Typically, it’s a tool for prosecutors, who are granted a fair amount of leeway in issuing subpoenas to reluctant witnesses, compelling them to testify when they might not have been willing to speak with investigators.

Grand jurors can question witnesses themselves. Although the standard of a regular jury’s unanimous guilty verdict is based on “beyond a reasonable doubt,” a grand jury returning an indictment is asked to determine only whether it is more likely than not a defendant is guilty.

Everything surrounding a grand jury - the subjects, the testimony and even the grand jurors’ identities - is considered secret, with violators of those secrets facing potential misdemeanor criminal charges. If a grand jury does not return an indictment in a case, the public might never learn one was even seated.

That, and the fact that grand jury operation is weighted heavily in the prosecution’s favor, has compelled state Sen. Mike Delph, R-Carmel, to introduce a bill to the General Assembly for the second year in a row that would eliminate the use of grand juries.

Delph, a business attorney, said last week he thinks the bill will be tabled in favor of language creating a legislative study committee on the topic this summer, which would examine how grand juries and special prosecutors might be better used, or whether they’re necessary.

Delph said that over the years, he’s heard a growing concern over what he calls abuses of the system, where a prosecutor might call a grand jury instead of making a politically difficult decision.

“I think we’re shining the light on the grand jury system, which is a good thing,” Delph told the South Bend Tribune.

If a grand jury chooses to pass down indictments - which, because the prosecution has so much leeway, often happens, he said - it can put more pressure on a defendant to plead guilty, and then the public is kept in the dark about what the facts of the case are.
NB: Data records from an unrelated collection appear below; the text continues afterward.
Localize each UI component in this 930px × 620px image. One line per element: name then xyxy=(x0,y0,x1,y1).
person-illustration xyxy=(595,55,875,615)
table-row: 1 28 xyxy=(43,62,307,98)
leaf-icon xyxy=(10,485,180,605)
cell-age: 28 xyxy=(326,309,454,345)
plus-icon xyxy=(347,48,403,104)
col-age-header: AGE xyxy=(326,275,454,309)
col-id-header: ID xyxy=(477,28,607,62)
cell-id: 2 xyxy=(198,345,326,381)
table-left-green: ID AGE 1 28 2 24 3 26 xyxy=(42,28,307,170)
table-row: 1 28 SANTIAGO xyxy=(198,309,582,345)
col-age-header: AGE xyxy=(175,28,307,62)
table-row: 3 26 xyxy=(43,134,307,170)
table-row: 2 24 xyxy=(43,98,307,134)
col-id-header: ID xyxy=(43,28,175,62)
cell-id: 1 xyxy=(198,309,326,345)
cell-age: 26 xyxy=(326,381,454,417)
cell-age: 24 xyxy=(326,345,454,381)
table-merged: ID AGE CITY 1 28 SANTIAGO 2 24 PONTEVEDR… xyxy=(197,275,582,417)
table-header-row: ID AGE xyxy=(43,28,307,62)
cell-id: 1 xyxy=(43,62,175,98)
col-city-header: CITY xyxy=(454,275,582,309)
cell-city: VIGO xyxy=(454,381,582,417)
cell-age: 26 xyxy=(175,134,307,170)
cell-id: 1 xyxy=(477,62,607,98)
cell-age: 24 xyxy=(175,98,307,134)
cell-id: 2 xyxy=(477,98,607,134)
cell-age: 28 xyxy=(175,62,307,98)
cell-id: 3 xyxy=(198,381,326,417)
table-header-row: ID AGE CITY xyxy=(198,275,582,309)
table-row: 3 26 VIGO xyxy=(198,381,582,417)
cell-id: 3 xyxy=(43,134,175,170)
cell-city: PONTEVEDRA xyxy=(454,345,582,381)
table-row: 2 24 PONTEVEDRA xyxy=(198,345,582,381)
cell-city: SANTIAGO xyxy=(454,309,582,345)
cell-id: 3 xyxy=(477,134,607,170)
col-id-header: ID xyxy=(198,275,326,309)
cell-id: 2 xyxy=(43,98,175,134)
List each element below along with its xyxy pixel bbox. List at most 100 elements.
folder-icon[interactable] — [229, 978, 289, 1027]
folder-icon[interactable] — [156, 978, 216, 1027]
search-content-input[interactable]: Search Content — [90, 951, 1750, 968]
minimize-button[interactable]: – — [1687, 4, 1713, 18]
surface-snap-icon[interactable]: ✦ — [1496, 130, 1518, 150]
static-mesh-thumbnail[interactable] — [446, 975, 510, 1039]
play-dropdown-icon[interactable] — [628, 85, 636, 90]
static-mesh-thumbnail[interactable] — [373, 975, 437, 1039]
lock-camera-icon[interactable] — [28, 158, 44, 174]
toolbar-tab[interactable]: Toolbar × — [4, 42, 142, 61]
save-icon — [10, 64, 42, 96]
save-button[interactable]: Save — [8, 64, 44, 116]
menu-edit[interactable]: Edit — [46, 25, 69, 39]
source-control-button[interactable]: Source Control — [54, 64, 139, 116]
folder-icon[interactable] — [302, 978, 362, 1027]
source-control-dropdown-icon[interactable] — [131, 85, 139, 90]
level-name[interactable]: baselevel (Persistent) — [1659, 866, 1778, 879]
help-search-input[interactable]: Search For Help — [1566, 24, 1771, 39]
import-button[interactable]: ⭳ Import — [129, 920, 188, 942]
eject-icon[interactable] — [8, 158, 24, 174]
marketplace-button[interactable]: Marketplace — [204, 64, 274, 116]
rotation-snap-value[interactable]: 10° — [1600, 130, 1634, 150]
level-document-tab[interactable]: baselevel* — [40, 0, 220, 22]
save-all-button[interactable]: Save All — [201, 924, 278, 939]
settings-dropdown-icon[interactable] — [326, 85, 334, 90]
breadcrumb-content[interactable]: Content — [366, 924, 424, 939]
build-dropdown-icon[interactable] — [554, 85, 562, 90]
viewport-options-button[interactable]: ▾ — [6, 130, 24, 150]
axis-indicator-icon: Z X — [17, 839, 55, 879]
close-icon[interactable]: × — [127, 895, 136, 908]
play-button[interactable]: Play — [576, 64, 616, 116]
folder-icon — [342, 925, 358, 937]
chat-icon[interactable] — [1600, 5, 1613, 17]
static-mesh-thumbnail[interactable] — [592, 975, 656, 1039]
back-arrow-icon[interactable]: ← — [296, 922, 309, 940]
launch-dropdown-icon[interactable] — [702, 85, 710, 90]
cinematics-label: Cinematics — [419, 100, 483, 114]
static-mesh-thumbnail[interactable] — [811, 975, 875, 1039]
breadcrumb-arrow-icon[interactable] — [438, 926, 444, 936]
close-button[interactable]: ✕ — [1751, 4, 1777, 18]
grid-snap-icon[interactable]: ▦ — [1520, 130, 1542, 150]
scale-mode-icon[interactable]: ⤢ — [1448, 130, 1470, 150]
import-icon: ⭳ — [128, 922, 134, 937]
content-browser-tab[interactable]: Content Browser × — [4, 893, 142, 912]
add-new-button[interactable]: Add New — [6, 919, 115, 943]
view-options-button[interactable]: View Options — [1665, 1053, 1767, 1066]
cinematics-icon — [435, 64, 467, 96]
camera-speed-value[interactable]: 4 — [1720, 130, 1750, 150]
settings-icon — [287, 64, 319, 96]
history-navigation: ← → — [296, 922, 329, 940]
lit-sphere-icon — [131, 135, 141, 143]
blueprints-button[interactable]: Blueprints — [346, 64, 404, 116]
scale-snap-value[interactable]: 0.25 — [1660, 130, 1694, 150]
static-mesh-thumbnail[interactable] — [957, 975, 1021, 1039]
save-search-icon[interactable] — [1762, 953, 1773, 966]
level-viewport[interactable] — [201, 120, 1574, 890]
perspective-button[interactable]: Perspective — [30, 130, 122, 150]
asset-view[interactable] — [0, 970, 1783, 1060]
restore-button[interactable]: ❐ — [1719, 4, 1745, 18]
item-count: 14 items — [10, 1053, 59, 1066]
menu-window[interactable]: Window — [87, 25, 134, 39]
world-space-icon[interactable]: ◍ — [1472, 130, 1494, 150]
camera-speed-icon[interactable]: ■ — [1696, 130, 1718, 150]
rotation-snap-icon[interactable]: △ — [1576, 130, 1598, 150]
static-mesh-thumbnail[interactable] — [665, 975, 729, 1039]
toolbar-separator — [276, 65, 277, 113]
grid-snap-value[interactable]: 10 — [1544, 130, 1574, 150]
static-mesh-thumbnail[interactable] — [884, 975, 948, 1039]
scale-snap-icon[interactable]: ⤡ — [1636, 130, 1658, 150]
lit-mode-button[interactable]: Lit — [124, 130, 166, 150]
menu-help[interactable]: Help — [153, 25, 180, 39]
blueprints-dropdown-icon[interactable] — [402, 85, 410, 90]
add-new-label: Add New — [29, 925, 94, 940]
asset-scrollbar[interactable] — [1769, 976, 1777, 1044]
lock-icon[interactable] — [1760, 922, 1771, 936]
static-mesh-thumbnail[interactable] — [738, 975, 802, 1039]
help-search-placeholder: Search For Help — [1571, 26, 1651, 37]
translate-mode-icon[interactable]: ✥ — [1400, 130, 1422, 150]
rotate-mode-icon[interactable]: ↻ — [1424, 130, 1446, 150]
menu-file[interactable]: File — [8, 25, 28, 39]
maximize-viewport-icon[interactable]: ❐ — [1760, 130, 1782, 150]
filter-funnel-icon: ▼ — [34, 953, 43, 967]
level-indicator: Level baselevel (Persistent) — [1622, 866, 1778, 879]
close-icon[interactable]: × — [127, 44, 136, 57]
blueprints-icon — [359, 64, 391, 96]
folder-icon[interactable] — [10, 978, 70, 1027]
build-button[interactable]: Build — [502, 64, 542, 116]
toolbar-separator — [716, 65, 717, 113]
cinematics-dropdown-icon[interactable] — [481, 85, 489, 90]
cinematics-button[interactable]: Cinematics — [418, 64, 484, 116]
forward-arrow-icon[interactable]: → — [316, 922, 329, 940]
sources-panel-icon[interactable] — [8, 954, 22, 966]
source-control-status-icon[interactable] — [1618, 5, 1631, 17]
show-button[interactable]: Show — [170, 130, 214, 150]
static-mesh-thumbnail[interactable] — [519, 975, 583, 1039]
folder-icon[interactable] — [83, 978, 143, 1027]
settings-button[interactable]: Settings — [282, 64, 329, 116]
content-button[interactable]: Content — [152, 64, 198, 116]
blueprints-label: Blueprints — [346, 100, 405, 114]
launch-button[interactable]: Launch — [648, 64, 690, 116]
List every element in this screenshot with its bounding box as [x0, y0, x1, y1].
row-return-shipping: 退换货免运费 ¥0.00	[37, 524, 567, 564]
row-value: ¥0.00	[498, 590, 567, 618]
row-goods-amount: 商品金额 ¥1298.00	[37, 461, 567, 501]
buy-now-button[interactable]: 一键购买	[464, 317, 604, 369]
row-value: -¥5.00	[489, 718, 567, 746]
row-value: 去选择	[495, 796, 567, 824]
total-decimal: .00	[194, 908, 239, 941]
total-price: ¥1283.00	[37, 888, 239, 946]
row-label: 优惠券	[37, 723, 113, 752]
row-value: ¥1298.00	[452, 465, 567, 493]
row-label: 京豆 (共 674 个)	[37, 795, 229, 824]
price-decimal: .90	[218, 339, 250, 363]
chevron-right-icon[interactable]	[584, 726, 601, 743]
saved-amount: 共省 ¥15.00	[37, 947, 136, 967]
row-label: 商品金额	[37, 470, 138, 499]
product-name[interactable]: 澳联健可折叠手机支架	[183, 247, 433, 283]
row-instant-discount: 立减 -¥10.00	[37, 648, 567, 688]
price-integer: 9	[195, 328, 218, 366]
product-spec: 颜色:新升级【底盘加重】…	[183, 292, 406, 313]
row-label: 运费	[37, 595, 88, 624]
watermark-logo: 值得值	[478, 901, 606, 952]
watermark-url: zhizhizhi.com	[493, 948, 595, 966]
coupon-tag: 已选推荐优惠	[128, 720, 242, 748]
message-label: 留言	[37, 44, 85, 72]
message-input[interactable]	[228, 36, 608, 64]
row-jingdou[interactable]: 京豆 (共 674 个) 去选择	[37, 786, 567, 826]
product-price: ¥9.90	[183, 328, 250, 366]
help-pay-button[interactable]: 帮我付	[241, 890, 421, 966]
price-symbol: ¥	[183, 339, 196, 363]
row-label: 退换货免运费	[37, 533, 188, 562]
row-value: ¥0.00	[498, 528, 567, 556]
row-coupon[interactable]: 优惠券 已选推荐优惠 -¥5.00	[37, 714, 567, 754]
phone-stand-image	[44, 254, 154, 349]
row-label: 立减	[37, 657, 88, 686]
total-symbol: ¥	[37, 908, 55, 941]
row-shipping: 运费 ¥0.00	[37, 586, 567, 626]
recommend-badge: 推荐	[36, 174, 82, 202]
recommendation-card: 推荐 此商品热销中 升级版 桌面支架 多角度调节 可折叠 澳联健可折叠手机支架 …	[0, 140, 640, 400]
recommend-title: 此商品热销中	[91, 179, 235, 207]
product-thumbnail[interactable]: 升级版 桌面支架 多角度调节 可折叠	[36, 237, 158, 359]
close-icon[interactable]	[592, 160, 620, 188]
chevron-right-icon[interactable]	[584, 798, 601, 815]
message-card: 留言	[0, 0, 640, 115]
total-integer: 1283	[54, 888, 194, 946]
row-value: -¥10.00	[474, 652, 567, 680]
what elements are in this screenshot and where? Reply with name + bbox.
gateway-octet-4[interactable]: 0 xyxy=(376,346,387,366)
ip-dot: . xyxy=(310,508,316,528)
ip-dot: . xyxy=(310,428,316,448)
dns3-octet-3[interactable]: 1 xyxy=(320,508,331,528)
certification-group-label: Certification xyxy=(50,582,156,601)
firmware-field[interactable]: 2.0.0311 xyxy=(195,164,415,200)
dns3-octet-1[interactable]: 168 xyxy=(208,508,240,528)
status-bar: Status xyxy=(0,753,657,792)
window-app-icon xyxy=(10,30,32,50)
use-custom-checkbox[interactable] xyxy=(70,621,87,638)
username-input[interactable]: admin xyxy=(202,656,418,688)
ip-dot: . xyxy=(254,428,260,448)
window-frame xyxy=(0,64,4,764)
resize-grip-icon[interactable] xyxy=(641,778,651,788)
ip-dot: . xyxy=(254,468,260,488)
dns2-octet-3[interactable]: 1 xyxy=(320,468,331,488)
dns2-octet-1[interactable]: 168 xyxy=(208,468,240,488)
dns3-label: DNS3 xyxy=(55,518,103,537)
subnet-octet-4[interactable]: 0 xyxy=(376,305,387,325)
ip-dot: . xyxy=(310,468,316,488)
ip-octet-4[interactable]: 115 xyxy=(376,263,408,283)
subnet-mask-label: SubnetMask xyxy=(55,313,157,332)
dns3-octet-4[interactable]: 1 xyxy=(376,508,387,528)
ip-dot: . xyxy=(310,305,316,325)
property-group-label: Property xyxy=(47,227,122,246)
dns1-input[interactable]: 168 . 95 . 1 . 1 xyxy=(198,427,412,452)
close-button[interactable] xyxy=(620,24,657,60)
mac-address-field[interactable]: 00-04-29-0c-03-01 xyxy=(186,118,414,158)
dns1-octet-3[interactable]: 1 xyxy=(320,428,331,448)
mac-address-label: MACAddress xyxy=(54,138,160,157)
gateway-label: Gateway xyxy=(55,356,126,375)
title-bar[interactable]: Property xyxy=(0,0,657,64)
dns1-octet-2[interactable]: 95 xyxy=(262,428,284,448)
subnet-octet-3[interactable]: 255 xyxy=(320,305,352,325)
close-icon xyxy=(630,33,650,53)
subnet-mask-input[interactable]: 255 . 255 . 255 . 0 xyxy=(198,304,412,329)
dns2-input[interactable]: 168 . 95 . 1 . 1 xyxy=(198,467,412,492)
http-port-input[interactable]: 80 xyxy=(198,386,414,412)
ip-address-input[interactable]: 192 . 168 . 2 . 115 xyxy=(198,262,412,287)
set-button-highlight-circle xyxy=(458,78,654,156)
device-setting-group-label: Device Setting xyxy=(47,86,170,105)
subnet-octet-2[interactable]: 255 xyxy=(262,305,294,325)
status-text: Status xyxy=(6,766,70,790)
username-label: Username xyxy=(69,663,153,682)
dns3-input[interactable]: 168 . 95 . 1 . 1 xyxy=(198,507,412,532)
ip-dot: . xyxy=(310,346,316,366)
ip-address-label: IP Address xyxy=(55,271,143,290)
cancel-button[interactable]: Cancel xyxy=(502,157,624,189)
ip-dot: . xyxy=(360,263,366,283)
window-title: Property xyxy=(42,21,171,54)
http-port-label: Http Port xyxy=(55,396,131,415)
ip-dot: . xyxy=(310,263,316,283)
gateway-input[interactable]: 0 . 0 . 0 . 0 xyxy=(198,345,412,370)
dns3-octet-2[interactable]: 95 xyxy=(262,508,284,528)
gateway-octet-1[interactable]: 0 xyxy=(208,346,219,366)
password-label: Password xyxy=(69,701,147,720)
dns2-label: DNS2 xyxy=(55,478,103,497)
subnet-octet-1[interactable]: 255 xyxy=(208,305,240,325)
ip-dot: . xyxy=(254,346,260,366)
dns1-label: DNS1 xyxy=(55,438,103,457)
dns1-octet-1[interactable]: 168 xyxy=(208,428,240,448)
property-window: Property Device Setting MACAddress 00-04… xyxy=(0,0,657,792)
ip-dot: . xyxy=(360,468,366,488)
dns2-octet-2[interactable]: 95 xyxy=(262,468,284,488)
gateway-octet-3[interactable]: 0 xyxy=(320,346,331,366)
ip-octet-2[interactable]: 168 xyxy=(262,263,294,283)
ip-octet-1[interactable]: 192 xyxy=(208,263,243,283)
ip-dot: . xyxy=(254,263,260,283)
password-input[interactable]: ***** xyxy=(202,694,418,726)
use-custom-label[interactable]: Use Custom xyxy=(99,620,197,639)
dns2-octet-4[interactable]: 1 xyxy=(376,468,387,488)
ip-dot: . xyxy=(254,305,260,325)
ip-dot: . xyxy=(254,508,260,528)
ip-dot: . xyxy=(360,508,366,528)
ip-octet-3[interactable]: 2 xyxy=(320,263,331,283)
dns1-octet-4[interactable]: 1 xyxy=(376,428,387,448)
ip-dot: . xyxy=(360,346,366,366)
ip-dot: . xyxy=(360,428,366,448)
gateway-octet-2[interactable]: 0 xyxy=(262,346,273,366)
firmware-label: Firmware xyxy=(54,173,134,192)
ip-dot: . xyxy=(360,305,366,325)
“If you’re a target, or a prosecutor has their sights on you, it’s a very, very different, almost undemocratic situation, that you’re almost guilty until proven innocent,” Delph said. “We should allow public juries to rule the day.”

The state senator said he does not consider himself soft on crime.

“An individual charged with breaking the law should be charged with breaking the law,” Delph said, “but it should be done in an honest, forthright way.”